Les feuilles longues et étroites (de 5 à 20 mm de large et jusqu’à 75 cm de long), poussent en lanières tordues en spirales. Les feuilles disparaissent pendant l’été, et repoussent en septembre. Les fleurs sont blanches intérieurement et veinées de vert extérieurement. Elles sont très longues (jusqu’à 15 cm), et sont composées de 3 sépales et 3 pétales. Elles sont réunies en ombelle de 3 à 15 fleurs, et sont entourées de 2 grandes bractées (petites feuilles qui recouvrent la fleur avant son développement et qui sont situées à la base du pédoncule). Ces fleurs délicates et éphémères s’ouvrent à la tombée de la nuit et dégagent un parfum exotique et fruité. Le lys de mer est également appelé Lys étoilé, car sa fleur ressemble à une étoile.
Usages médicinaux
Le lys de mer est connu pour les propriétés médicinales suivantes :
– Hypotenseur : diminue la tension et la pression artérielle
– Purgatif: il serait également utilisé dans le traitement de l’asthme et comme fongicide externe. Le bulbe et les feuilles contiennent une quarantaine d’alcaloïdes (galanthamine, pancracine, lycorine, etc.) ayant des activités purgatives, insecticides et fongicides.
La plante permettrait aussi de lutter contre la malaria. Les alcaloïdes présents dans le bulbe seraient également utilisés, par exemple en Turquie, pour prévenir et lutter contre les tumeurs, et plusieurs types de cancers.
Des chercheurs coréens ont étudié la lycorine comme inhibiteur de l’ARN polymérase non nucléosidique dépendant de l’ARN, il s’agit d’un traitement potentiel pour les infections émergentes au coronavirus.
Menace(s) et protection(s)
Il y a lieu de noter que le Registre national des espèces sauvages (Regnes), réalisée en 2010, englobe un premier noyau constitué de 213 espèces terrestres animales et végétales. La flore de Tunisie est constituée d’une grande diversité de plantes d’affinité principalement méditerranéenne : elle compte 2.828 espèces et sous-espèces. Le Pancratiummaritimum appartient, au patrimoine végétal et culturel de la Tunisie ou à sa biodiversité, le but demeure une mise en avant des richesses tout en garantissant leur préservation. Car si la Tunisie est témoin d’une hausse considérable de son nombre des vacanciers tunisiens, qui fréquentent les plages, et de touristes, venus admirer les trésors qu’offrent le pays, il n’en demeure pas moins que l’impact environnemental dû à cette augmentation devrait être pris en considération par les autorités, outre les dommages provoqués par les autres activités humaines, notamment industrielles et provoquant des dégâts immesurables à l’environnement du pays Alors qu’en France, cette espèce fait partie de la liste des espèces protégées en Pays-de-Loire, Bretagne, Provence-Alpes-Côte d’Azur, Aquitaine, Poitou-Charente. Ces espèces sont interdites de destruction, coupe, mutilation, arrachage, cueillette ou enlèvement, colportage, utilisation, mise en vente, vente ou achat sur tout le territoire de ces régions. En Turquie, elle est protégée par une réglementation stricte qui en interdit la cueillette. Elle demeure visible, notamment, dans la province de Mugla, dans le sud-ouest du pays.

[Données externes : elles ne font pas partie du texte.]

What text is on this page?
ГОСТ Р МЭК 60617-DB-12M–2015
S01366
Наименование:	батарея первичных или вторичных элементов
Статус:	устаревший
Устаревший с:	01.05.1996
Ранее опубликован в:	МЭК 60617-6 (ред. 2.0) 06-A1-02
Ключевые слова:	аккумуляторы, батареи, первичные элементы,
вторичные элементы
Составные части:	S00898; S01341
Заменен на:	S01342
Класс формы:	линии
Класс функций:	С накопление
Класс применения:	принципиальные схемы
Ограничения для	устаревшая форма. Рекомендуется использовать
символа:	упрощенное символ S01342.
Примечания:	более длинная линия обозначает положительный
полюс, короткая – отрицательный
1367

Jusqu’à présent, ces plantes vivaient en paix, protégées par leur isolement. C’est dommage qu’on ne puisse, faute de représentant de l’autorité dans les régions côtières, protéger par l’interdiction de la cueillette, le lys de mer.
Pour conclure ce rapide tour d’horizon, je crois qu’il y aurait essentiellement à défendre dans ce pays les groupements des plantes menacées qui doivent faire l’objet d’une liste qu’on actualiserait et qu’on réviserait régulièrement. Ces mesures ne peuvent être obtenues que par des interventions ponctuelles et régulières des pouvoirs publics.